As the furnace man packed up to leave yesterday after a routine maintenance appointment, I asked him if there was anything he might be able to do about the baseboards clanking in our bedroom. Since the weather turned cold, my wife Kara and I have been trying to sleep in the acoustic equivalent of a steel mill.
“Oh, that’s just thermal expansion,” he said, shrugging. It was the same way a doctor might say, “Oh, that’s just a little cold,” indicating that you’ll be doing without the fistful of antibiotics you’d been hoping for.
I guess thermal expansion is just something you have to learn to live with, like bunions and neoconservatives. Kara and I are both light sleepers, by virtue of the fact that she is a light sleeper and an adept shin kicker. The clanking of the baseboards never fails to wake her, reflexively launching her heat-seeking foot in my direction and ending my recurring dream of being an apprentice blacksmith. If we keep going on like this, it could be ages before I get my own anvil.
I guess if we had to look at the bright side, you never know when baseboards are going to start making a racket in the middle of the night, which probably makes them excellent training for having kids.
We spent sixty bucks on a sound machine at Brookstone, the store in the mall where currency is converted into vibrating chairs, tiny useless sandboxes and CD-playing golf bags. The box said that the machine was designed for infants by a real live doctor with a stethoscope and everything. Of all the sounds it made, Kara’s favorite was the one that simulated riding in a car. That sealed the deal for us. Automobile engines are like Valium to her. I haven’t taken a road trip with a conscious passenger in four years.
Now when we go to sleep, it sounds like we’re driving through a steel mill. My dreams usually involve swerving to avoid falling girders. It’s all very relaxing.
Of course, none of this will matter over the Thanksgiving holiday, as we’ll be taking our show on the road, spending time with family, reaching new heights of gluttony and contributing to the whole affair with the best thing we know how to cook, which is a bottle of wine.

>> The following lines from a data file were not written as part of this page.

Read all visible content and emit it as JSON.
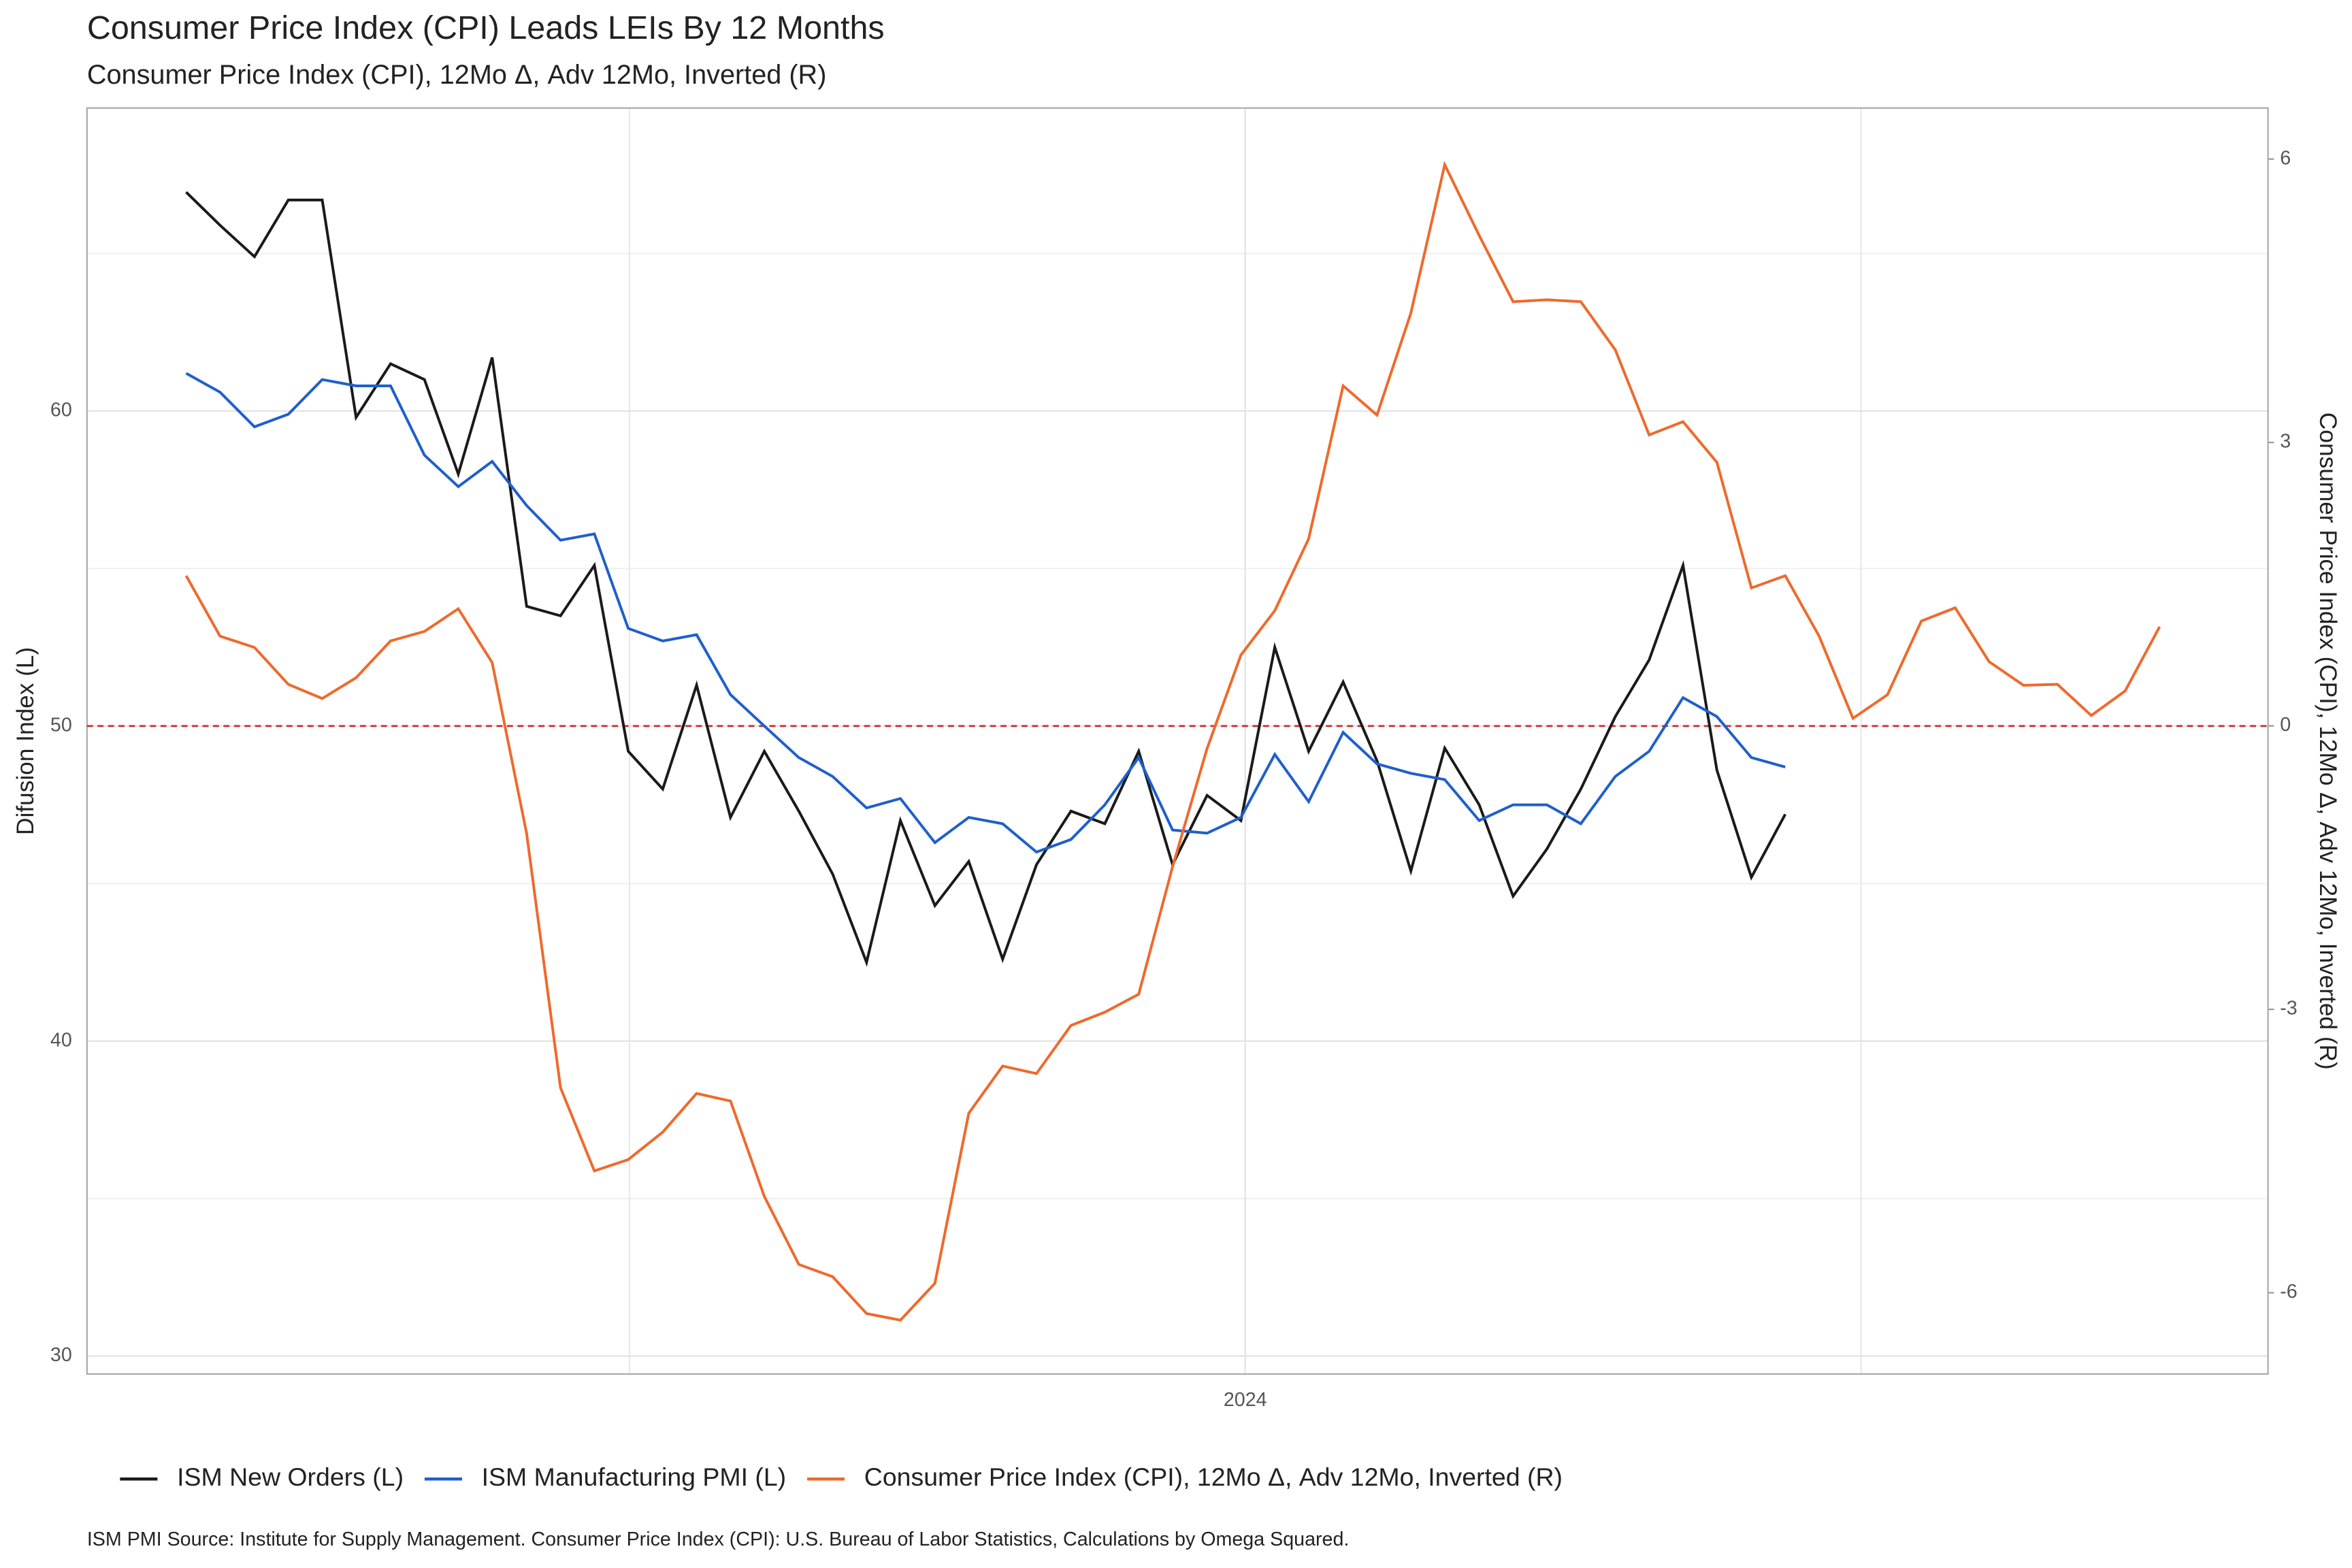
{
  "chart_data": {
    "type": "line",
    "title": "Consumer Price Index (CPI)  Leads LEIs By  12  Months",
    "subtitle": "Consumer Price Index (CPI), 12Mo Δ, Adv 12Mo, Inverted (R)",
    "ylabel": "Difusion Index (L)",
    "y2label": "Consumer Price Index (CPI), 12Mo Δ, Adv 12Mo, Inverted (R)",
    "caption": "ISM PMI Source: Institute for Supply Management. Consumer Price Index (CPI): U.S. Bureau of Labor Statistics, Calculations by Omega Squared.",
    "x": [
      2022.28,
      2022.335,
      2022.391,
      2022.446,
      2022.501,
      2022.556,
      2022.612,
      2022.667,
      2022.722,
      2022.777,
      2022.833,
      2022.888,
      2022.943,
      2022.998,
      2023.054,
      2023.109,
      2023.164,
      2023.219,
      2023.275,
      2023.33,
      2023.385,
      2023.44,
      2023.496,
      2023.551,
      2023.606,
      2023.661,
      2023.717,
      2023.772,
      2023.827,
      2023.882,
      2023.938,
      2023.993,
      2024.048,
      2024.103,
      2024.159,
      2024.214,
      2024.269,
      2024.324,
      2024.38,
      2024.435,
      2024.49,
      2024.545,
      2024.601,
      2024.656,
      2024.711,
      2024.766,
      2024.822,
      2024.877,
      2024.932,
      2024.987,
      2025.043,
      2025.098,
      2025.153,
      2025.208,
      2025.264,
      2025.319,
      2025.374,
      2025.429,
      2025.485
    ],
    "xlim": [
      2022.119,
      2025.661
    ],
    "xticks": [
      2024
    ],
    "xgrid": [
      2023,
      2025
    ],
    "ylim": [
      29.43,
      69.62
    ],
    "yticks": [
      30,
      40,
      50,
      60
    ],
    "ygrid_minor": [
      35,
      45,
      55,
      65
    ],
    "y2lim": [
      -6.86,
      6.54
    ],
    "y2ticks": [
      -6,
      -3,
      0,
      3,
      6
    ],
    "hline": {
      "value": 50,
      "color": "#cc3333"
    },
    "grid": true,
    "legend": "bottom",
    "series": [
      {
        "name": "ISM New Orders (L)",
        "color": "#1a1a1a",
        "values": [
          66.95,
          65.9,
          64.9,
          66.7,
          66.7,
          59.8,
          61.5,
          61.0,
          58.0,
          61.7,
          53.8,
          53.5,
          55.1,
          49.2,
          48.0,
          51.3,
          47.1,
          49.2,
          47.3,
          45.3,
          42.5,
          47.0,
          44.3,
          45.7,
          42.6,
          45.6,
          47.3,
          46.9,
          49.2,
          45.6,
          47.8,
          47.0,
          52.5,
          49.2,
          51.4,
          48.9,
          45.4,
          49.3,
          47.5,
          44.6,
          46.1,
          48.0,
          50.3,
          52.1,
          55.1,
          48.6,
          45.2,
          47.2,
          null,
          null,
          null,
          null,
          null,
          null,
          null,
          null,
          null,
          null,
          null
        ]
      },
      {
        "name": "ISM Manufacturing PMI (L)",
        "color": "#1f5fcc",
        "values": [
          61.2,
          60.6,
          59.5,
          59.9,
          61.0,
          60.8,
          60.8,
          58.6,
          57.6,
          58.4,
          57.0,
          55.9,
          56.1,
          53.1,
          52.7,
          52.9,
          51.0,
          50.0,
          49.0,
          48.4,
          47.4,
          47.7,
          46.3,
          47.1,
          46.9,
          46.0,
          46.4,
          47.5,
          49.0,
          46.7,
          46.6,
          47.1,
          49.1,
          47.6,
          49.8,
          48.8,
          48.5,
          48.3,
          47.0,
          47.5,
          47.5,
          46.9,
          48.4,
          49.2,
          50.9,
          50.3,
          49.0,
          48.7,
          null,
          null,
          null,
          null,
          null,
          null,
          null,
          null,
          null,
          null,
          null
        ]
      },
      {
        "name": "Consumer Price Index (CPI), 12Mo Δ, Adv 12Mo, Inverted (R)",
        "color": "#ee6a2c",
        "axis": "y2",
        "values": [
          1.59,
          0.95,
          0.83,
          0.44,
          0.29,
          0.51,
          0.9,
          1.0,
          1.24,
          0.67,
          -1.14,
          -3.83,
          -4.71,
          -4.59,
          -4.3,
          -3.89,
          -3.97,
          -4.98,
          -5.7,
          -5.83,
          -6.22,
          -6.29,
          -5.9,
          -4.1,
          -3.6,
          -3.68,
          -3.17,
          -3.03,
          -2.84,
          -1.49,
          -0.24,
          0.75,
          1.22,
          1.98,
          3.6,
          3.29,
          4.37,
          5.94,
          5.19,
          4.49,
          4.51,
          4.49,
          3.98,
          3.08,
          3.22,
          2.79,
          1.46,
          1.59,
          0.95,
          0.08,
          0.33,
          1.11,
          1.25,
          0.68,
          0.43,
          0.44,
          0.11,
          0.37,
          1.05
        ]
      }
    ]
  }
}
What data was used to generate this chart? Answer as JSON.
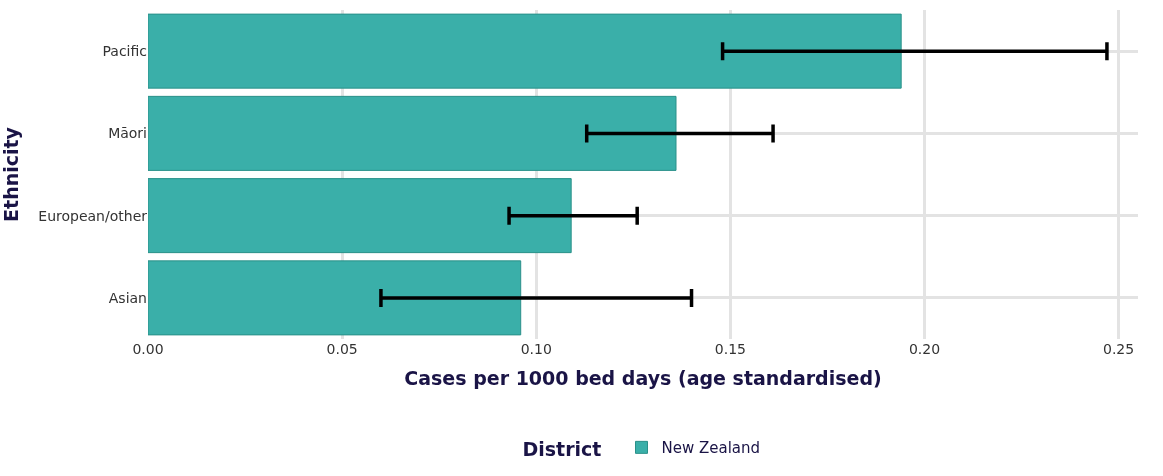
{
  "chart_data": {
    "type": "bar",
    "orientation": "horizontal",
    "xlabel": "Cases per 1000 bed days (age standardised)",
    "ylabel": "Ethnicity",
    "legend_title": "District",
    "categories": [
      "Pacific",
      "Māori",
      "European/other",
      "Asian"
    ],
    "series": [
      {
        "name": "New Zealand",
        "color": "#3aafa9",
        "values": [
          0.194,
          0.136,
          0.109,
          0.096
        ],
        "errors": [
          [
            0.148,
            0.247
          ],
          [
            0.113,
            0.161
          ],
          [
            0.093,
            0.126
          ],
          [
            0.06,
            0.14
          ]
        ]
      }
    ],
    "xlim": [
      0,
      0.255
    ],
    "xticks": [
      {
        "value": 0,
        "label": "0.00"
      },
      {
        "value": 0.05,
        "label": "0.05"
      },
      {
        "value": 0.1,
        "label": "0.10"
      },
      {
        "value": 0.15,
        "label": "0.15"
      },
      {
        "value": 0.2,
        "label": "0.20"
      },
      {
        "value": 0.25,
        "label": "0.25"
      }
    ],
    "grid": true,
    "legend": "bottom"
  }
}
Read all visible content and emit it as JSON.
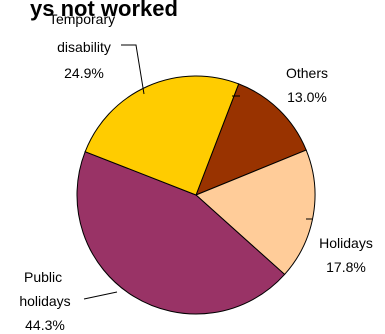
{
  "chart_data": {
    "type": "pie",
    "title": "ys not worked",
    "slices": [
      {
        "label": "Others",
        "value": 13.0,
        "value_label": "13.0%",
        "color": "#993300"
      },
      {
        "label": "Holidays",
        "value": 17.8,
        "value_label": "17.8%",
        "color": "#FFCC99"
      },
      {
        "label": "Public holidays",
        "value": 44.3,
        "value_label": "44.3%",
        "color": "#993366"
      },
      {
        "label": "Temporary disability",
        "value": 24.9,
        "value_label": "24.9%",
        "color": "#FFCC00"
      }
    ]
  }
}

It’s important to pick the right wine for a large family gathering. Oenophiles (which are people who like wine, not people who shouldn’t be left alone with your oens) already know that there are two basic kinds of wine: bottled and boxed. Sure, bottles are classier and don’t require Dixie cups since you can drink directly out of the container, but a lot of people don’t realize that once a box of wine is about halfway kicked, you can rip it open and drink directly from the foil pouch inside like it’s a giant Capri Sun.
Nobody even drank wine until the movie ‘Sideways” came out a few years ago. It’s pretty silly that the movie had any influence at all, considering that it romantically paired Paul Giamatti with Virginia Madsen. In the real world, you’d be more likely to see a hobbit fleeing a horde of Uruk-hai through Bed, Bath and Beyond than a pairing with a point spread like that.
For this Thanksgiving, one in which we’re fortunate enough to have both of our families getting together, we’ll probably bring a bottle of Cabernet, though we’re not fancy enough to know the proper way to swish it around and declare that is has a nutty bouquet with a floral, almost bodacious finish. Besides, we know my parents like that kind, since they’re the ones who gave us the bottle in the first place.